He knew that if he knocks, he will just be shut out, but this was a desperate time. He turned the knob of the door, thankfully it was open, so he doesn't have to break it down.
"Oh thank g**, you're already home, babe," a man—Blaine suspected to be Nick—exclaimed in relief when he heard the door open. But his relief was short lived, when it was not his partner who he saw inside the apartment.
Nick who was wearing only a plain black shirt, and denim pants which was too long for his short legs, and might have the same height as Blaine. He also has same facial hair as Blaine, their chin and upper lip was covered with scruff.
"You're not Jeff!" Nick exclaimed from across the hallway, clearly frightened at the man in front of him. He immediately grabbed the frying pan, carelessly resting on the kitchen counter. "Who are you? And what do you want?" Nick demanded ready to strike if the stranger was going to hurt him.

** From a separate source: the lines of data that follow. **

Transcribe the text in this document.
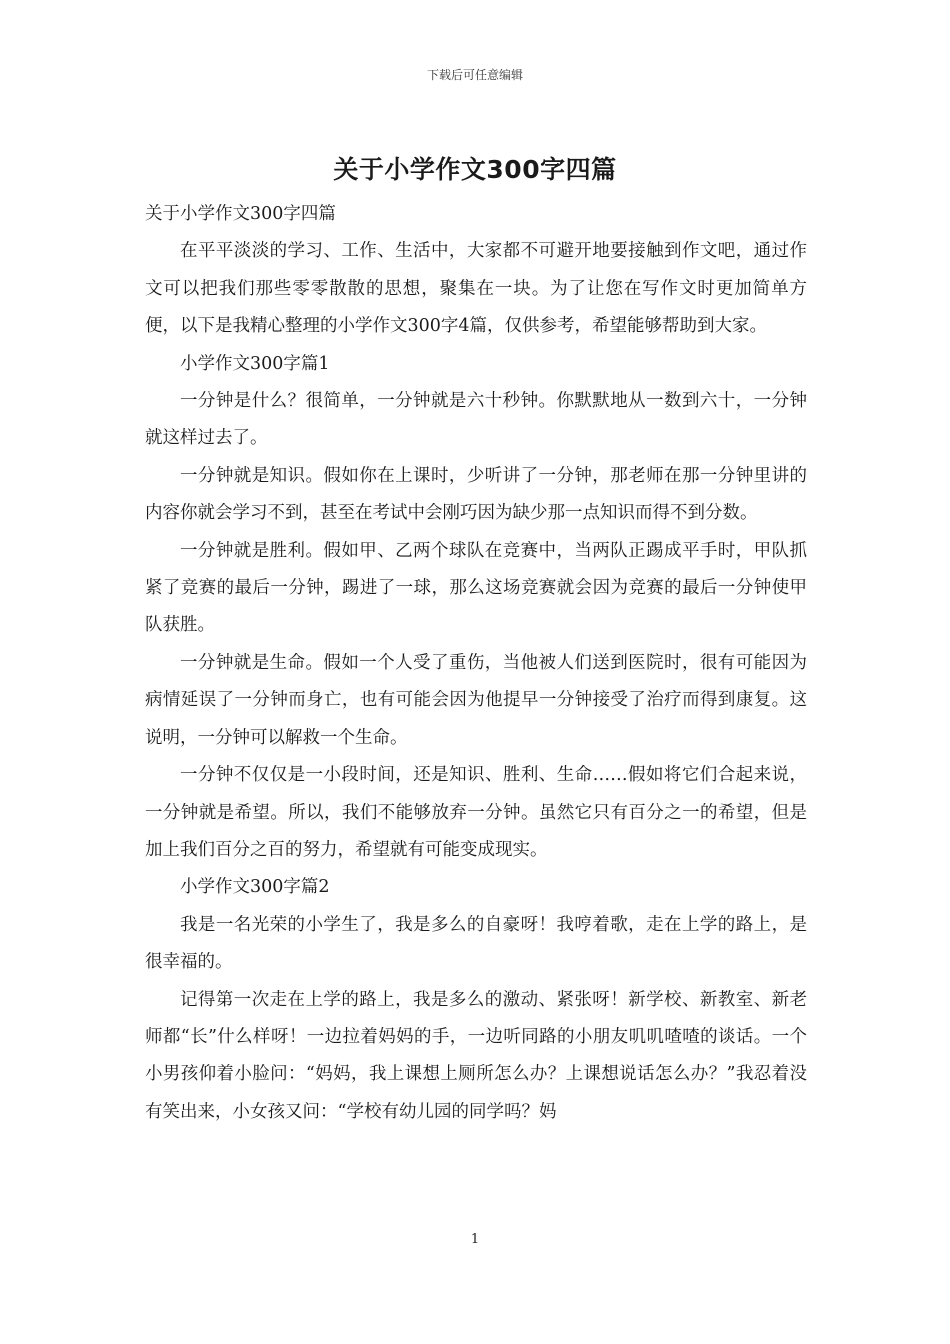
下载后可任意编辑
关于小学作文300字四篇

关于小学作文300字四篇

在平平淡淡的学习、工作、生活中，大家都不可避开地要接触到作文吧，通过作文可以把我们那些零零散散的思想，聚集在一块。为了让您在写作文时更加简单方便，以下是我精心整理的小学作文300字4篇，仅供参考，希望能够帮助到大家。

小学作文300字篇1

一分钟是什么？很简单，一分钟就是六十秒钟。你默默地从一数到六十，一分钟就这样过去了。

一分钟就是知识。假如你在上课时，少听讲了一分钟，那老师在那一分钟里讲的内容你就会学习不到，甚至在考试中会刚巧因为缺少那一点知识而得不到分数。

一分钟就是胜利。假如甲、乙两个球队在竞赛中，当两队正踢成平手时，甲队抓紧了竞赛的最后一分钟，踢进了一球，那么这场竞赛就会因为竞赛的最后一分钟使甲队获胜。

一分钟就是生命。假如一个人受了重伤，当他被人们送到医院时，很有可能因为病情延误了一分钟而身亡，也有可能会因为他提早一分钟接受了治疗而得到康复。这说明，一分钟可以解救一个生命。

一分钟不仅仅是一小段时间，还是知识、胜利、生命……假如将它们合起来说，一分钟就是希望。所以，我们不能够放弃一分钟。虽然它只有百分之一的希望，但是加上我们百分之百的努力，希望就有可能变成现实。

小学作文300字篇2

我是一名光荣的小学生了，我是多么的自豪呀！我哼着歌，走在上学的路上，是很幸福的。

记得第一次走在上学的路上，我是多么的激动、紧张呀！新学校、新教室、新老师都“长”什么样呀！一边拉着妈妈的手，一边听同路的小朋友叽叽喳喳的谈话。一个小男孩仰着小脸问：“妈妈，我上课想上厕所怎么办？上课想说话怎么办？”我忍着没有笑出来，小女孩又问：“学校有幼儿园的同学吗？妈

1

"Calm down," Blaine told him, and carefully walked towards the hysteric man, "I'm Blaine, You were talking to me earlier."
That statement alone made the other man drop the frying pan, and agitatedly took his cellphone from his pocket and dialed his husband's number again.
"Jeff come on, come on babe. Pick up, pick up," Nick said in hysterics, ignoring the intruder in his apartment.
'This might have Quinn felt when I was ignoring her earlier,' Blaine thought, letting the man finish his phone call first.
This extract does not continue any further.